Every so often when I'm out on my mountain bike in the woods, I see a mouse. Usually it is something like once every couple of months. Most often it catches my eye by running across the path in front of me, but sometimes, if I'm going slowly up a hill or something, a rustling movement in the undergrowth draws my attention. But this year it is different. For the past few months, since the spring in fact, every time I've been out, without fail, I've seen at least one mouse, and often more. I write 'mouse', but actually I don't know, they might be a shrew or a vole or something. The photo above is a bank vole (Myodes glareolus), taken in a woodland just over the border in the Eifel a few years ago. Obviously that was no snapshot with a phone camera, and to be sure that it was a bank vole I remember you needed a good view of its toes (though the small ears tell you already that it isn't a mouse).

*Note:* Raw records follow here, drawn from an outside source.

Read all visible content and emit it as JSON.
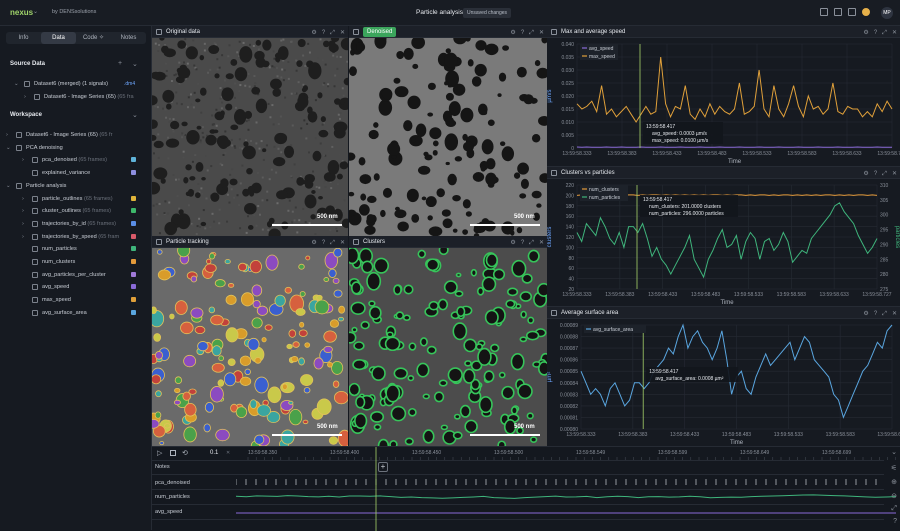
{
  "app": {
    "logo": "nexus",
    "byline": "by DENSsolutions",
    "title": "Particle analysis",
    "status": "Unsaved changes",
    "avatar": "MP"
  },
  "sidebar": {
    "tabs": [
      {
        "label": "Info"
      },
      {
        "label": "Data"
      },
      {
        "label": "Code ✧"
      },
      {
        "label": "Notes"
      }
    ],
    "source_data": "Source Data",
    "source_items": [
      {
        "label": "Dataset6 (merged) (1 signals)",
        "ext": ".dm4"
      },
      {
        "label": "Dataset6 - Image Series (65)",
        "sub": "(65 fra"
      }
    ],
    "workspace": "Workspace",
    "ws_items": [
      {
        "label": "Dataset6 - Image Series (65)",
        "sub": "(65 fr"
      },
      {
        "label": "PCA denoising"
      },
      {
        "label": "pca_denoised",
        "sub": "(65 frames)"
      },
      {
        "label": "explained_variance"
      },
      {
        "label": "Particle analysis"
      },
      {
        "label": "particle_outlines",
        "sub": "(65 frames)"
      },
      {
        "label": "cluster_outlines",
        "sub": "(65 frames)"
      },
      {
        "label": "trajectories_by_id",
        "sub": "(65 frames)"
      },
      {
        "label": "trajectories_by_speed",
        "sub": "(65 fram"
      },
      {
        "label": "num_particles"
      },
      {
        "label": "num_clusters"
      },
      {
        "label": "avg_particles_per_cluster"
      },
      {
        "label": "avg_speed"
      },
      {
        "label": "max_speed"
      },
      {
        "label": "avg_surface_area"
      }
    ],
    "colors": {
      "pca_denoised": "#5fb3d9",
      "explained_variance": "#8e8fe0",
      "particle_outlines": "#e0b43a",
      "cluster_outlines": "#3db86a",
      "trajectories_by_id": "#5a8ee6",
      "trajectories_by_speed": "#d85a6a",
      "num_particles": "#3fb57c",
      "num_clusters": "#e49a3a",
      "avg_particles_per_cluster": "#a07ad8",
      "avg_speed": "#8a6ad8",
      "max_speed": "#e0a03a",
      "avg_surface_area": "#5aa6e0"
    }
  },
  "panels": {
    "original": "Original data",
    "denoised": "Denoised",
    "tracking": "Particle tracking",
    "clusters": "Clusters",
    "scalebar": "500 nm"
  },
  "chart_data": [
    {
      "type": "line",
      "title": "Max and average speed",
      "xlabel": "Time",
      "ylabel": "µm/s",
      "ticks_x": [
        "13:59:58.333",
        "13:59:58.383",
        "13:59:58.433",
        "13:59:58.483",
        "13:59:58.533",
        "13:59:58.583",
        "13:59:58.633",
        "13:59:58.727"
      ],
      "ticks_y": [
        "0.040",
        "0.035",
        "0.030",
        "0.025",
        "0.020",
        "0.015",
        "0.010",
        "0.005",
        "0"
      ],
      "ylim": [
        0,
        0.04
      ],
      "series": [
        {
          "name": "avg_speed",
          "color": "#8a6ad8",
          "values": [
            0.0004,
            0.0003,
            0.0004,
            0.0003,
            0.0003,
            0.0003,
            0.0004,
            0.0003,
            0.0003,
            0.0004,
            0.0003,
            0.0003,
            0.0003,
            0.0004,
            0.0003,
            0.0003,
            0.0003,
            0.0004,
            0.0003,
            0.0003,
            0.0003,
            0.0004,
            0.0003,
            0.0003,
            0.0003,
            0.0004,
            0.0003,
            0.0003,
            0.0003,
            0.0004,
            0.0003,
            0.0003,
            0.0003,
            0.0004,
            0.0003,
            0.0003,
            0.0003,
            0.0004,
            0.0003,
            0.0003,
            0.0003,
            0.0004,
            0.0003,
            0.0003,
            0.0003,
            0.0004,
            0.0003,
            0.0003,
            0.0003,
            0.0004,
            0.0003,
            0.0003,
            0.0003,
            0.0004,
            0.0003,
            0.0003,
            0.0003,
            0.0004,
            0.0003,
            0.0003,
            0.0003,
            0.0004,
            0.0003,
            0.0003,
            0.0003
          ]
        },
        {
          "name": "max_speed",
          "color": "#e0a03a",
          "values": [
            0.017,
            0.015,
            0.016,
            0.018,
            0.014,
            0.024,
            0.013,
            0.015,
            0.012,
            0.014,
            0.016,
            0.013,
            0.01,
            0.013,
            0.016,
            0.013,
            0.014,
            0.035,
            0.017,
            0.012,
            0.016,
            0.015,
            0.024,
            0.013,
            0.011,
            0.015,
            0.012,
            0.017,
            0.013,
            0.016,
            0.014,
            0.013,
            0.015,
            0.025,
            0.013,
            0.014,
            0.016,
            0.03,
            0.015,
            0.012,
            0.024,
            0.015,
            0.012,
            0.017,
            0.024,
            0.016,
            0.012,
            0.02,
            0.015,
            0.016,
            0.013,
            0.015,
            0.025,
            0.014,
            0.013,
            0.016,
            0.015,
            0.015,
            0.012,
            0.014,
            0.012,
            0.017,
            0.014,
            0.018,
            0.015
          ]
        }
      ],
      "tooltip": {
        "time": "13:59:58.417",
        "lines": [
          "avg_speed: 0.0003 µm/s",
          "max_speed: 0.0100 µm/s"
        ]
      }
    },
    {
      "type": "line",
      "title": "Clusters vs particles",
      "xlabel": "Time",
      "ylabel": "clusters",
      "ylabel2": "particles",
      "ticks_x": [
        "13:59:58.333",
        "13:59:58.383",
        "13:59:58.433",
        "13:59:58.483",
        "13:59:58.533",
        "13:59:58.583",
        "13:59:58.633",
        "13:59:58.727"
      ],
      "ticks_y": [
        "220",
        "200",
        "180",
        "160",
        "140",
        "120",
        "100",
        "80",
        "60",
        "40",
        "20"
      ],
      "ticks_y2": [
        "310",
        "305",
        "300",
        "295",
        "290",
        "285",
        "280",
        "275"
      ],
      "ylim": [
        20,
        220
      ],
      "ylim2": [
        275,
        310
      ],
      "series": [
        {
          "name": "num_clusters",
          "color": "#e49a3a",
          "axis": "left",
          "values": [
            200,
            201,
            200,
            201,
            200,
            200,
            201,
            200,
            201,
            201,
            200,
            201,
            201,
            200,
            201,
            200,
            201,
            201,
            200,
            201,
            200,
            201,
            200,
            201,
            200,
            201,
            200,
            201,
            200,
            201,
            201,
            200,
            201,
            200,
            201,
            201,
            200,
            201,
            200,
            201,
            201,
            200,
            201,
            200,
            201,
            201,
            200,
            201,
            200,
            201,
            200,
            201,
            200,
            201,
            201,
            200,
            201,
            200,
            201,
            200,
            201,
            201,
            200,
            201,
            200
          ]
        },
        {
          "name": "num_particles",
          "color": "#3fb57c",
          "axis": "right",
          "values": [
            294,
            291,
            297,
            295,
            293,
            299,
            296,
            292,
            290,
            294,
            289,
            296,
            296,
            294,
            297,
            292,
            286,
            289,
            285,
            283,
            280,
            283,
            286,
            289,
            293,
            285,
            282,
            279,
            285,
            288,
            292,
            295,
            289,
            290,
            293,
            285,
            291,
            294,
            292,
            285,
            291,
            292,
            288,
            290,
            294,
            291,
            284,
            286,
            288,
            287,
            292,
            294,
            296,
            298,
            300,
            303,
            304,
            301,
            299,
            297,
            293,
            290,
            287,
            289,
            292
          ]
        }
      ],
      "tooltip": {
        "time": "13:59:58.417",
        "lines": [
          "num_clusters: 201.0000 clusters",
          "num_particles: 296.0000 particles"
        ]
      }
    },
    {
      "type": "line",
      "title": "Average surface area",
      "xlabel": "Time",
      "ylabel": "µm²",
      "ticks_x": [
        "13:59:58.333",
        "13:59:58.383",
        "13:59:58.433",
        "13:59:58.483",
        "13:59:58.533",
        "13:59:58.583",
        "13:59:58.633"
      ],
      "ticks_y": [
        "0.00089",
        "0.00088",
        "0.00087",
        "0.00086",
        "0.00085",
        "0.00084",
        "0.00083",
        "0.00082",
        "0.00081",
        "0.00080"
      ],
      "ylim": [
        0.0008,
        0.00089
      ],
      "series": [
        {
          "name": "avg_surface_area",
          "color": "#5aa6e0",
          "values": [
            0.00085,
            0.00084,
            0.00083,
            0.000835,
            0.00083,
            0.00082,
            0.000835,
            0.00084,
            0.00083,
            0.00082,
            0.000825,
            0.00084,
            0.00084,
            0.000835,
            0.00084,
            0.00085,
            0.000855,
            0.00086,
            0.00087,
            0.000865,
            0.00088,
            0.00089,
            0.00087,
            0.00088,
            0.000885,
            0.000875,
            0.00087,
            0.00086,
            0.00087,
            0.000885,
            0.00086,
            0.00083,
            0.000845,
            0.00085,
            0.000835,
            0.00083,
            0.000845,
            0.000855,
            0.000865,
            0.000855,
            0.00086,
            0.000865,
            0.00087,
            0.000875,
            0.00086,
            0.00087,
            0.00088,
            0.000875,
            0.00086,
            0.000855,
            0.00085,
            0.000845,
            0.00083,
            0.000825,
            0.00081,
            0.00082,
            0.00083,
            0.00084,
            0.00085,
            0.000855,
            0.000865,
            0.000875,
            0.00087,
            0.000885,
            0.00089
          ]
        }
      ],
      "tooltip": {
        "time": "13:59:58.417",
        "lines": [
          "avg_surface_area: 0.0008 µm²"
        ]
      }
    }
  ],
  "timeline": {
    "speed": "0.1",
    "ticks": [
      "13:59:58.350",
      "13:59:58.400",
      "13:59:58.450",
      "13:59:58.500",
      "13:59:58.549",
      "13:59:58.599",
      "13:59:58.649",
      "13:59:58.699"
    ],
    "rows": [
      "Notes",
      "pca_denoised",
      "num_particles",
      "avg_speed"
    ]
  }
}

So when something small and dark scuttles across the path at high speed, I really could not say if it is a wood mouse or something else. Entertaining as that is for the mountain biker enjoying the nature, the biologist in me wants to know why there are so many all of a sudden. I'm seeing plenty of buzzards this year as well, so it is not that there is nothing to eat them.  And anyway, according to the textbooks the food determines the prey population, not the other way around).  Maybe it is something to do with the large amounts of acorns and beechmast that we have had for the past couple of years. Whatever the reason, they are always a delight to see.